青袍修士隻是冷笑罷了,忽地喝道:“還次還能讓你逃掉?”頭頂琉璃燈大放光華,已然罩住一人。秦忘舒有透沙罩加持,黃沙之中也能視物,瞧見那燈下所罩之下,卻是大吃一驚,原來是竟是林天棄。
看來青袍修士深知鬼谷子手段高明,這黃沙大陣又是鬼谷子親自布施,想在這陣中尋到鬼谷子,那是極難了,而秦忘舒淩虛步法高明,也難一蹴而就,就隻好将林天棄當個墊背了。
那琉璃燈光好不厲害,林天棄被燈光罩住,一時間雙目似閉還睜,已然是渾渾噩噩,不知生死了。
隻聽青袍修士喝道:“鬼谷子,你等素來自高自大,說什麽心性慈悲,把持天下正道,今日正要試你,你敢現身見我不曾,若是不然,在下殺人如翻掌,立時取了這修士性命。”
此言一出,鬼谷子頓時默默無言。
青袍修士哈哈大笑道:“我當你等如何舍已爲人,心懷蒼生,隻被我手段略略一試,可就試出真章來。原來到了生死關頭,世人皆是一般。”

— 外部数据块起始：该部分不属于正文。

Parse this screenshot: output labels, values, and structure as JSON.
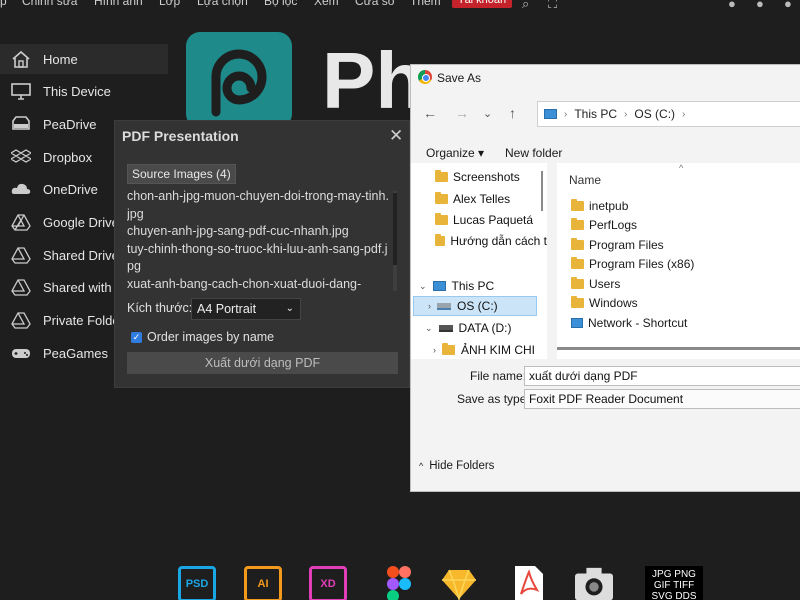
{
  "menubar": {
    "items": [
      "p",
      "Chỉnh sửa",
      "Hình ảnh",
      "Lớp",
      "Lựa chọn",
      "Bộ lọc",
      "Xem",
      "Cửa sổ",
      "Thêm"
    ],
    "account": "Tài khoản"
  },
  "sidebar": {
    "items": [
      {
        "label": "Home",
        "icon": "home-icon"
      },
      {
        "label": "This Device",
        "icon": "monitor-icon"
      },
      {
        "label": "PeaDrive",
        "icon": "drive-icon"
      },
      {
        "label": "Dropbox",
        "icon": "dropbox-icon"
      },
      {
        "label": "OneDrive",
        "icon": "cloud-icon"
      },
      {
        "label": "Google Drive",
        "icon": "google-drive-icon"
      },
      {
        "label": "Shared Drive",
        "icon": "shared-drive-icon"
      },
      {
        "label": "Shared with me",
        "icon": "shared-icon"
      },
      {
        "label": "Private Folder",
        "icon": "private-folder-icon"
      },
      {
        "label": "PeaGames",
        "icon": "gamepad-icon"
      }
    ]
  },
  "logo": {
    "text": "Ph"
  },
  "pdf_panel": {
    "title": "PDF Presentation",
    "source_button": "Source Images (4)",
    "files": [
      "chon-anh-jpg-muon-chuyen-doi-trong-may-tinh.jpg",
      "chuyen-anh-jpg-sang-pdf-cuc-nhanh.jpg",
      "tuy-chinh-thong-so-truoc-khi-luu-anh-sang-pdf.jpg",
      "xuat-anh-bang-cach-chon-xuat-duoi-dang-"
    ],
    "size_label": "Kích thước:",
    "size_value": "A4 Portrait",
    "order_label": "Order images by name",
    "order_checked": true,
    "export_button": "Xuất dưới dạng PDF"
  },
  "save_dialog": {
    "title": "Save As",
    "path": [
      "This PC",
      "OS (C:)"
    ],
    "organize": "Organize",
    "new_folder": "New folder",
    "tree": [
      {
        "label": "Screenshots",
        "type": "folder"
      },
      {
        "label": "Alex Telles",
        "type": "folder"
      },
      {
        "label": "Lucas Paquetá",
        "type": "folder"
      },
      {
        "label": "Hướng dẫn cách t",
        "type": "folder"
      },
      {
        "label": "This PC",
        "type": "pc"
      },
      {
        "label": "OS (C:)",
        "type": "drive"
      },
      {
        "label": "DATA (D:)",
        "type": "drive"
      },
      {
        "label": "ẢNH KIM CHI",
        "type": "folder"
      }
    ],
    "column_header": "Name",
    "files": [
      "inetpub",
      "PerfLogs",
      "Program Files",
      "Program Files (x86)",
      "Users",
      "Windows",
      "Network - Shortcut"
    ],
    "file_name_label": "File name:",
    "file_name_value": "xuất dưới dạng PDF",
    "save_type_label": "Save as type:",
    "save_type_value": "Foxit PDF Reader Document",
    "hide_folders": "Hide Folders"
  },
  "formats": [
    {
      "label": "PSD",
      "color": "#1aa7e6"
    },
    {
      "label": "AI",
      "color": "#f39a1d"
    },
    {
      "label": "XD",
      "color": "#e23eb7"
    },
    {
      "label": "",
      "color": "#f24e1e"
    },
    {
      "label": "",
      "color": "#f7b92b"
    },
    {
      "label": "",
      "color": "#e8473b"
    },
    {
      "label": "",
      "color": "#dddddd"
    },
    {
      "label": "JPG PNG GIF TIFF SVG DDS",
      "color": "#ffffff"
    }
  ]
}
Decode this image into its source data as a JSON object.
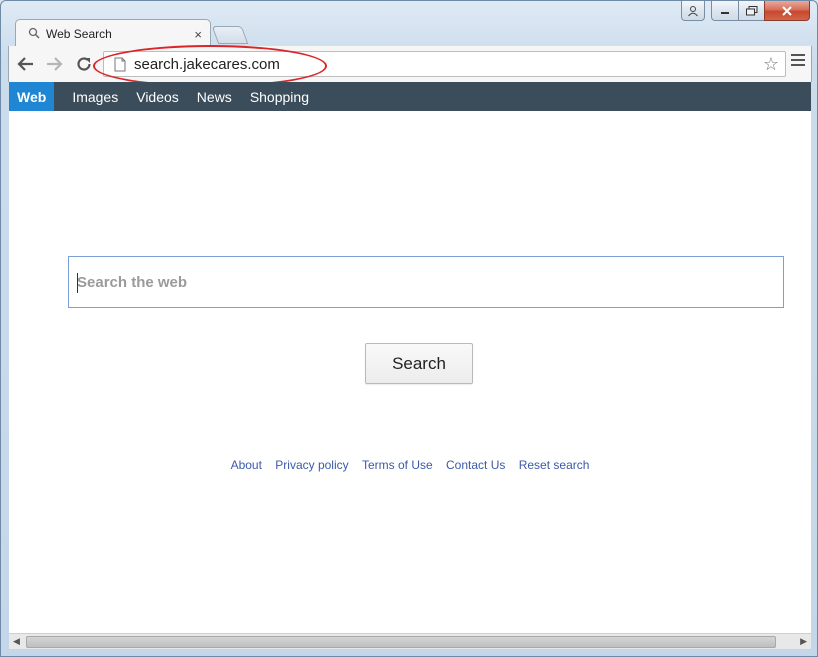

白袍修士冷笑道:“哥哥這招最是打臉,看他等日後還敢說什麽心心慈悲,隻爲蒼生。
青袍修士道:“鬼谷子,我隻給你三息時間,三息之中,你若不現身,我立時取了這修士性命。”
青袍修士話音未落,隻聽一人道:“兩位大修,你等隻與我有仇,與這位道友有何怨仇,秦某不才,願以身換友。”
此言一出,蘇氏二修皆是愕然,白袍修士惱羞成怒,叫道:“今日偏不讓你如意。”将手中玉如意祭起,那法寶落将下去,沉重如山,撲地一聲,就将林天棄打了個腦漿迸裂,一命嗚呼了。
秦忘舒大叫道:“怎敢傷我好友。”一道身影舍身沖出黃沙,然而身影剛剛現出,琉璃燈猛然轉向,就向秦忘舒身上罩去。